Twitter kills bubble letter logotype, replaces it with new ‘Twitter bird’ logo - flexeble
http://thenextweb.com/twitter/2012/06/06/twitter-changes-its-logo-to-a-simplified-twitterbird-crafted-out-of-overlapping-circles/?utm_source=HackerNews&utm_medium=share%2Bbutton&utm_content=Twitter%20kills%20bubble%20letter%20logotype%2C%20replaces%20it%20with%20new%20%E2%80%98Twitter%20bird%E2%80%99%20logo&utm_campaign=social%2Bmedia
======
citricsquid
It's an interesting move, my concern would be that Twitter is talked about
enough by name that people _know_ the name but might not necessarily use the
site and will no longer make a connection when they see Twitter online
(outside of Twitter.com) because it's a logo that doesn't represent the name.

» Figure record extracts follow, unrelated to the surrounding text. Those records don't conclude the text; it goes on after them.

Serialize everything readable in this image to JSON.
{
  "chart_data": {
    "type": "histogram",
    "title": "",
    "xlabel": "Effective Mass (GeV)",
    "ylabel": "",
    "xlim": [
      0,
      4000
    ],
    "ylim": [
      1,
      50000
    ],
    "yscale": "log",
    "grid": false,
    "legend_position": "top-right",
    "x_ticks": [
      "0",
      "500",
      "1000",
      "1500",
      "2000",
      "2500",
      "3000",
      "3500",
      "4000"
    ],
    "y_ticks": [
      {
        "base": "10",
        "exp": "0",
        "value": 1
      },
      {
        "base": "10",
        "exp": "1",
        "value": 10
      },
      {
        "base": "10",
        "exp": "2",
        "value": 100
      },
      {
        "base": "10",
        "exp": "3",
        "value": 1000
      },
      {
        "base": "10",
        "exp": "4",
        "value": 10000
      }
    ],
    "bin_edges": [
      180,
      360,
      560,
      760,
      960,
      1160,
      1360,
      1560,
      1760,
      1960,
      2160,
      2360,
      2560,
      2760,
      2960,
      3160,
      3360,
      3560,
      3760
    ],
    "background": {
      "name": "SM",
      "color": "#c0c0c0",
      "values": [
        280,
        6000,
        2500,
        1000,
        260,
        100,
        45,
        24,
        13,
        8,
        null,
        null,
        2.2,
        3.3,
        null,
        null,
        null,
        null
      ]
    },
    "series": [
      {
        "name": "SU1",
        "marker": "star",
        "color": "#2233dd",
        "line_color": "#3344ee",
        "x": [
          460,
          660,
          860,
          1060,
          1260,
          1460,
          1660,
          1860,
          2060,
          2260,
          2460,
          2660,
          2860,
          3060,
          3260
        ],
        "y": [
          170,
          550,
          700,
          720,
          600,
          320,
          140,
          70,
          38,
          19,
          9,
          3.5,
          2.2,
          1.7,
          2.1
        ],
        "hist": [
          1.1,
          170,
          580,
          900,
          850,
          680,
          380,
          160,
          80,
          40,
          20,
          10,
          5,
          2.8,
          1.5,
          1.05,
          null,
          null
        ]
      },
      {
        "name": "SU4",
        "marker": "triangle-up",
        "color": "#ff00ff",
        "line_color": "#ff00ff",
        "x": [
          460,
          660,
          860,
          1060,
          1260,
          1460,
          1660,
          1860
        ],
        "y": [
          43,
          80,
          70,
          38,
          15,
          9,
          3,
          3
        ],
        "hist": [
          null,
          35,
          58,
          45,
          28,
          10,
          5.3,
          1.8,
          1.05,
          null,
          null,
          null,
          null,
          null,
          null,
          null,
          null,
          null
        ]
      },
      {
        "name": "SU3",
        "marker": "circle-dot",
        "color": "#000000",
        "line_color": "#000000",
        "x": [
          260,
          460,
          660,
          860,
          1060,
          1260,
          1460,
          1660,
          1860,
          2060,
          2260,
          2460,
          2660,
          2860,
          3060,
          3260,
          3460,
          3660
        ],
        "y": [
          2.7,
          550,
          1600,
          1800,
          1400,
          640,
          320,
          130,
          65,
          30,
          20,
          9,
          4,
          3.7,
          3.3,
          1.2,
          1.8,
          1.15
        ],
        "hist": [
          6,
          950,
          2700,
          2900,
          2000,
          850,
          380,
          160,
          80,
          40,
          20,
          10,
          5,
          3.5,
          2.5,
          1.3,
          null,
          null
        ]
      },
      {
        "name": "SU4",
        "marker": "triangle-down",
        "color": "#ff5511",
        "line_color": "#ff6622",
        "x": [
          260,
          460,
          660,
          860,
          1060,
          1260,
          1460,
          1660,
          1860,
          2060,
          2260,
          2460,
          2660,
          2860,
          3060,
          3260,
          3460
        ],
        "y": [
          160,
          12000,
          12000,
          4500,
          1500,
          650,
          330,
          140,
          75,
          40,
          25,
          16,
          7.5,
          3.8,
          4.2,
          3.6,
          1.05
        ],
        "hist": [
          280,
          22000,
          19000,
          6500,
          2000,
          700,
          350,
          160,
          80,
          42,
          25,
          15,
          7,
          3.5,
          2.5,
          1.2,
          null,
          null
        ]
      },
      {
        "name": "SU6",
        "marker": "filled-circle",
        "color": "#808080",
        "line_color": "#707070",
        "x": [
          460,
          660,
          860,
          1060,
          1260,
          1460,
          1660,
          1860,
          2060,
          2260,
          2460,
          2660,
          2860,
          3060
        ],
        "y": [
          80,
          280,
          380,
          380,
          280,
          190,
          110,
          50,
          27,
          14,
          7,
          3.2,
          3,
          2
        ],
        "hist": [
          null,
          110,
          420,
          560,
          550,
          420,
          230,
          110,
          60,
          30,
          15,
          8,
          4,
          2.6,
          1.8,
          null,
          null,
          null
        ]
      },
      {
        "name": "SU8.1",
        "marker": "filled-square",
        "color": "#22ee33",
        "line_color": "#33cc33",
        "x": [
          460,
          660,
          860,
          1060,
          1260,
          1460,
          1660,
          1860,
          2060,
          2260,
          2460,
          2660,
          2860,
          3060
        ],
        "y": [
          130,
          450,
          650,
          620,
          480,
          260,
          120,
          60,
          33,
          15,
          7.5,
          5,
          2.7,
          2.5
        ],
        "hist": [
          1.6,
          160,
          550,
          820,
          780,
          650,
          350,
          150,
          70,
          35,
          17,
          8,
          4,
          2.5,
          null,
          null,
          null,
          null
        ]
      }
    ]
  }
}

For example if someone watches CNN and they hear Twitter mentioned they might
not think "that's something I should check out" but then if they're browsing
their favourite bands website and see "Find us on Twitter!" they might think
"I heard about this on TV _and_ my favourite band uses it, I should check it
out!". With the logo not representing the name they remove the possibility of
this happening. Maybe it's an inconsequential amount of users but there are
multiple products and brands I've heard about but not been compelled to check
out until I saw them mentioned somewhere else.

------
dlokshin
The twitter bird doesn't actually apear that much on the site, mobile app,
etc. I barely even tie it to the brand, and it doesn't feel like twitter does
either[1].

Compare that to Octocat and GitHub. Octocat is everywhere; I feel like the
logo, dressing it up, referring to it is more a part of github than the doodle
is part of Google.

[1] On the login screen the new bird is small and in the upper left hand
corner. Once you log in, it's inset black on black and I actually had to look
for it to find it.

------
ROFISH
Two issues:

* No typeface is interesting, but, logo-only does not lend itself to "super-wide formats", such as 200x100 banners.

* The bill and wings are detailed at high-res, and become muddled at lower resolutions.

------
lbotos
I thought it was interesting that it doesn't look the the favicon was updated.

I think it needs to be reworked for small sizes. It beak and wings look very
fuzzy at "normal" desktop resolutions on my Macbook.

------
taylorlapeyre
Seems like a step in the right direction. The old logo was very "Web 2.0" and
quite an eyesore, even though they have been moving away from it for a while
now. The new logo looks great.

------
aristus
Keep arty and put a bird on it!

------
benguild
The new Twitter logo looks like a bird having an orgasm.

------
dreamdu5t
The new one lacks personality because it's entirely made of overlapping
geometric forms. It's not as cute.

Really disappointed with this.

------
hk_kh
Almost completely OT:

It's been a while since I did not enter twitter's landing page.

Why is there an ugly brown background, or the too-much-intense-that-hurts
blue?

The pictures, I understand, they tell a story. But the background color has no
excuse. There should exist a more pleasant tone.

Is it just me?